Update: SeaFrance decision delayed

Workers get extra time to evaluate Sarkozy offer to help fund cooperative buy-out bid

A PARIS commercial court has delayed a decision on the future of troubled cross-Channel ferry firm SeaFrance to get more information on the government's offer to help a worker buy-out.

SeaFrance, which lost €240 million in 2010, has been in administration since the middle of November and its ferries have been tied up at Calais since then. A buy-out bid by the Scop workers cooperative is the only offer on the table for the company after a DFDS Seaways and LD Lines consortium pulled out.

Now the Scop has been given extra time to work out what President Sarkozy's last-minute intervention will mean in financial terms.

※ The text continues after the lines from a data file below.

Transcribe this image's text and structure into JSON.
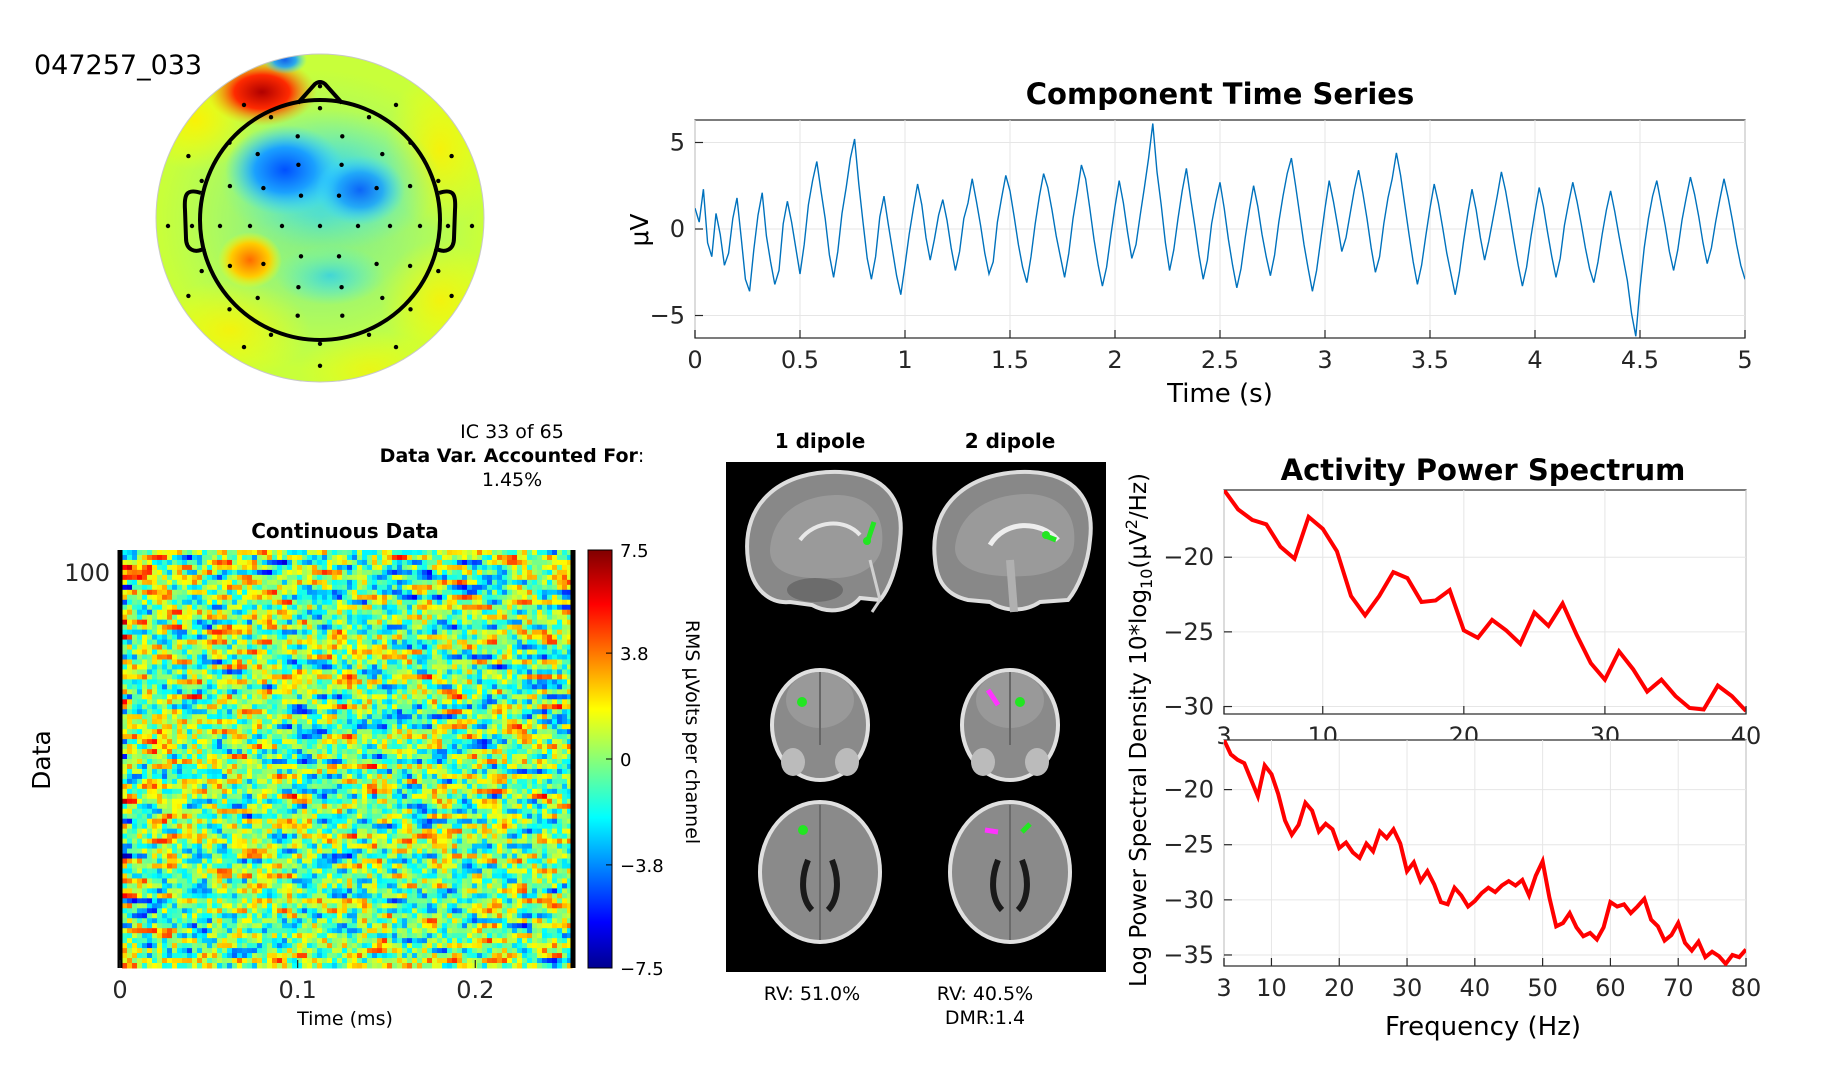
{
  "figure_id": "047257_033",
  "info": {
    "ic_label": "IC 33 of 65",
    "var_label": "Data Var. Accounted For",
    "var_colon": ":",
    "var_value": "1.45%"
  },
  "colors": {
    "series": "#0072bd",
    "spectrum": "#ff0000",
    "dipole1": "#22e622",
    "dipole2": "#ff33ff"
  },
  "chart_data": [
    {
      "type": "line",
      "title": "Component Time Series",
      "xlabel": "Time (s)",
      "ylabel": "μV",
      "xlim": [
        0,
        5
      ],
      "ylim": [
        -6.3,
        6.3
      ],
      "xticks": [
        "0",
        "0.5",
        "1",
        "1.5",
        "2",
        "2.5",
        "3",
        "3.5",
        "4",
        "4.5",
        "5"
      ],
      "yticks": [
        "−5",
        "0",
        "5"
      ],
      "grid": true,
      "x_start": 0,
      "dx": 0.02,
      "values": [
        1.2,
        0.4,
        2.3,
        -0.8,
        -1.6,
        0.9,
        -0.3,
        -2.1,
        -1.4,
        0.6,
        1.8,
        -0.5,
        -2.9,
        -3.6,
        -1.2,
        0.8,
        2.1,
        -0.4,
        -1.9,
        -3.2,
        -2.4,
        0.3,
        1.6,
        0.4,
        -1.1,
        -2.6,
        -0.9,
        1.4,
        2.8,
        3.9,
        2.2,
        0.6,
        -1.5,
        -2.8,
        -1.3,
        0.9,
        2.4,
        4.1,
        5.2,
        2.6,
        0.4,
        -1.7,
        -2.9,
        -1.6,
        0.7,
        1.9,
        0.3,
        -1.2,
        -2.7,
        -3.8,
        -2.1,
        -0.3,
        1.2,
        2.6,
        1.4,
        -0.5,
        -1.8,
        -0.6,
        0.8,
        1.7,
        0.5,
        -1.1,
        -2.4,
        -1.3,
        0.6,
        1.5,
        2.9,
        1.6,
        0.2,
        -1.4,
        -2.6,
        -1.9,
        0.4,
        1.8,
        3.1,
        2.2,
        0.7,
        -0.9,
        -2.2,
        -3.1,
        -1.6,
        0.3,
        1.9,
        3.2,
        2.4,
        1.1,
        -0.4,
        -1.6,
        -2.8,
        -1.4,
        0.6,
        2.1,
        3.7,
        2.9,
        1.2,
        -0.6,
        -2.1,
        -3.3,
        -2.2,
        -0.4,
        1.3,
        2.8,
        1.5,
        -0.2,
        -1.7,
        -0.9,
        0.8,
        2.4,
        4.1,
        6.1,
        3.3,
        1.4,
        -0.8,
        -2.4,
        -1.2,
        0.6,
        2.2,
        3.5,
        1.8,
        0.2,
        -1.5,
        -2.9,
        -1.8,
        0.3,
        1.6,
        2.7,
        1.2,
        -0.6,
        -2.1,
        -3.4,
        -2.3,
        -0.5,
        1.1,
        2.5,
        1.3,
        -0.3,
        -1.6,
        -2.7,
        -1.5,
        0.4,
        1.9,
        3.2,
        4.1,
        2.5,
        0.8,
        -0.9,
        -2.3,
        -3.6,
        -2.4,
        -0.6,
        1.2,
        2.8,
        1.6,
        0.2,
        -1.3,
        -0.5,
        0.9,
        2.3,
        3.4,
        2.1,
        0.6,
        -1.1,
        -2.5,
        -1.6,
        0.3,
        1.8,
        2.9,
        4.4,
        3.1,
        1.4,
        -0.3,
        -1.9,
        -3.2,
        -2.1,
        -0.4,
        1.2,
        2.6,
        1.5,
        0.1,
        -1.4,
        -2.6,
        -3.8,
        -2.5,
        -0.7,
        0.9,
        2.3,
        1.1,
        -0.5,
        -1.8,
        -0.7,
        0.6,
        1.9,
        3.3,
        2.2,
        0.8,
        -0.7,
        -2.1,
        -3.3,
        -2.2,
        -0.5,
        1.0,
        2.4,
        1.3,
        -0.2,
        -1.6,
        -2.8,
        -1.7,
        0.2,
        1.5,
        2.7,
        1.6,
        0.3,
        -1.1,
        -2.3,
        -3.1,
        -1.9,
        -0.3,
        1.1,
        2.2,
        1.0,
        -0.4,
        -1.7,
        -3.0,
        -4.9,
        -6.2,
        -3.4,
        -1.1,
        0.6,
        1.9,
        2.8,
        1.5,
        0.2,
        -1.3,
        -2.4,
        -1.2,
        0.5,
        1.8,
        3.0,
        2.0,
        0.7,
        -0.8,
        -2.0,
        -1.1,
        0.4,
        1.7,
        2.9,
        1.8,
        0.5,
        -0.9,
        -2.1,
        -2.9,
        -1.7,
        -0.2,
        1.2,
        2.4,
        3.6,
        4.2,
        3.1,
        1.6,
        0.2,
        -1.3,
        -2.5,
        -1.5,
        0.1,
        1.4,
        2.3,
        1.2,
        -0.3,
        -1.6,
        -2.9,
        -3.7,
        -2.3,
        -0.8,
        0.7,
        1.8,
        0.4
      ]
    },
    {
      "type": "heatmap",
      "title": "Continuous Data",
      "xlabel": "Time (ms)",
      "ylabel": "Data",
      "xlim": [
        0,
        0.255
      ],
      "xticks": [
        "0",
        "0.1",
        "0.2"
      ],
      "yticks": [
        "100"
      ],
      "colorbar": {
        "label": "RMS μVolts per channel",
        "ticks": [
          "7.5",
          "3.8",
          "0",
          "−3.8",
          "−7.5"
        ],
        "range": [
          -7.5,
          7.5
        ],
        "colormap": "jet"
      }
    },
    {
      "type": "image",
      "titles": [
        "1 dipole",
        "2 dipole"
      ],
      "captions": [
        "RV: 51.0%",
        "RV: 40.5%",
        "DMR:1.4"
      ]
    },
    {
      "type": "line",
      "title": "Activity Power Spectrum",
      "ylabel": "Log Power Spectral Density 10*log",
      "ylabel_sub": "10",
      "ylabel_tail_a": "(μV",
      "ylabel_sup": "2",
      "ylabel_tail_b": "/Hz)",
      "xlim": [
        3,
        40
      ],
      "ylim": [
        -30.5,
        -15.5
      ],
      "xticks": [
        "3",
        "10",
        "20",
        "30",
        "40"
      ],
      "yticks": [
        "−20",
        "−25",
        "−30"
      ],
      "x": [
        3,
        4,
        5,
        6,
        7,
        8,
        9,
        10,
        11,
        12,
        13,
        14,
        15,
        16,
        17,
        18,
        19,
        20,
        21,
        22,
        23,
        24,
        25,
        26,
        27,
        28,
        29,
        30,
        31,
        32,
        33,
        34,
        35,
        36,
        37,
        38,
        39,
        40
      ],
      "values": [
        -15.5,
        -16.8,
        -17.5,
        -17.8,
        -19.3,
        -20.1,
        -17.3,
        -18.1,
        -19.6,
        -22.6,
        -23.9,
        -22.6,
        -21,
        -21.4,
        -23,
        -22.9,
        -22.2,
        -24.9,
        -25.4,
        -24.2,
        -24.9,
        -25.8,
        -23.7,
        -24.6,
        -23.1,
        -25.2,
        -27.1,
        -28.2,
        -26.3,
        -27.5,
        -29,
        -28.2,
        -29.3,
        -30.1,
        -30.2,
        -28.6,
        -29.3,
        -30.3
      ]
    },
    {
      "type": "line",
      "xlabel": "Frequency (Hz)",
      "xlim": [
        3,
        80
      ],
      "ylim": [
        -36,
        -15.5
      ],
      "xticks": [
        "3",
        "10",
        "20",
        "30",
        "40",
        "50",
        "60",
        "70",
        "80"
      ],
      "yticks": [
        "−20",
        "−25",
        "−30",
        "−35"
      ],
      "x": [
        3,
        4,
        5,
        6,
        7,
        8,
        9,
        10,
        11,
        12,
        13,
        14,
        15,
        16,
        17,
        18,
        19,
        20,
        21,
        22,
        23,
        24,
        25,
        26,
        27,
        28,
        29,
        30,
        31,
        32,
        33,
        34,
        35,
        36,
        37,
        38,
        39,
        40,
        41,
        42,
        43,
        44,
        45,
        46,
        47,
        48,
        49,
        50,
        51,
        52,
        53,
        54,
        55,
        56,
        57,
        58,
        59,
        60,
        61,
        62,
        63,
        64,
        65,
        66,
        67,
        68,
        69,
        70,
        71,
        72,
        73,
        74,
        75,
        76,
        77,
        78,
        79,
        80
      ],
      "values": [
        -15.5,
        -16.8,
        -17.3,
        -17.6,
        -19.1,
        -20.6,
        -17.8,
        -18.6,
        -20.4,
        -22.8,
        -24.1,
        -23.2,
        -21.2,
        -21.9,
        -23.8,
        -23.1,
        -23.6,
        -25.3,
        -24.8,
        -25.7,
        -26.2,
        -24.9,
        -25.6,
        -23.8,
        -24.4,
        -23.6,
        -24.9,
        -27.4,
        -26.6,
        -28.3,
        -27.4,
        -28.6,
        -30.2,
        -30.4,
        -28.9,
        -29.6,
        -30.6,
        -30.1,
        -29.4,
        -28.9,
        -29.3,
        -28.7,
        -28.3,
        -28.7,
        -28.2,
        -29.6,
        -27.8,
        -26.5,
        -29.8,
        -32.4,
        -32.1,
        -31.2,
        -32.5,
        -33.3,
        -33.0,
        -33.6,
        -32.5,
        -30.2,
        -30.6,
        -30.4,
        -31.2,
        -30.6,
        -29.9,
        -31.8,
        -32.4,
        -33.7,
        -33.2,
        -32.1,
        -33.9,
        -34.6,
        -33.8,
        -35.2,
        -34.7,
        -35.1,
        -35.8,
        -35.0,
        -35.2,
        -34.5
      ]
    }
  ]
}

The next hearing of the commercial court has been set for January 9.

Transport Minister Thierry Mariani derided the Scop offer as a "fantasy" last week but his boss, Ecology Minister Nathalie Kosciusko-Morizet, yesterday stepped in after Sarkozy used his New Year message to call on employers to "do everything possible" to maintain jobs in the face of recession and increasing unemployment.

Kosciusko-Morizet revealed after a surprise meeting at the Elysée that the state would help fund the Scop proposal, which was said to be €50m short of what was needed to keep SeaFrance in business.

Money that would be otherwise be paid out to compensate redundancies is a major part of the funding proposal and Sarkozy has said that state-owned SNCF, which is 100% owner of SeaFrance, should also come up with exceptional aid for the workers.

However, union sources have reacted strongly against the lack of direct state involvement with some saying that it was unlikely that all the workers would want their redundancy money used to fund the new business.

Rival ferry firm P&O has also attacked plans for state aid for SeaFrance and said it would lodge a protest with the European Union authorities.

The SeaFrance move comes as the government also revealed that increased aid would be given to the car industry which saw sales tumbling by up to 29% after the end of the prime à la casse car scrappage scheme.

Unemployment is approaching 10% just four months before the presidential election and Industry Minister Eric Besson said a "second generation" support scheme would be set up to replace the scrappage allowance.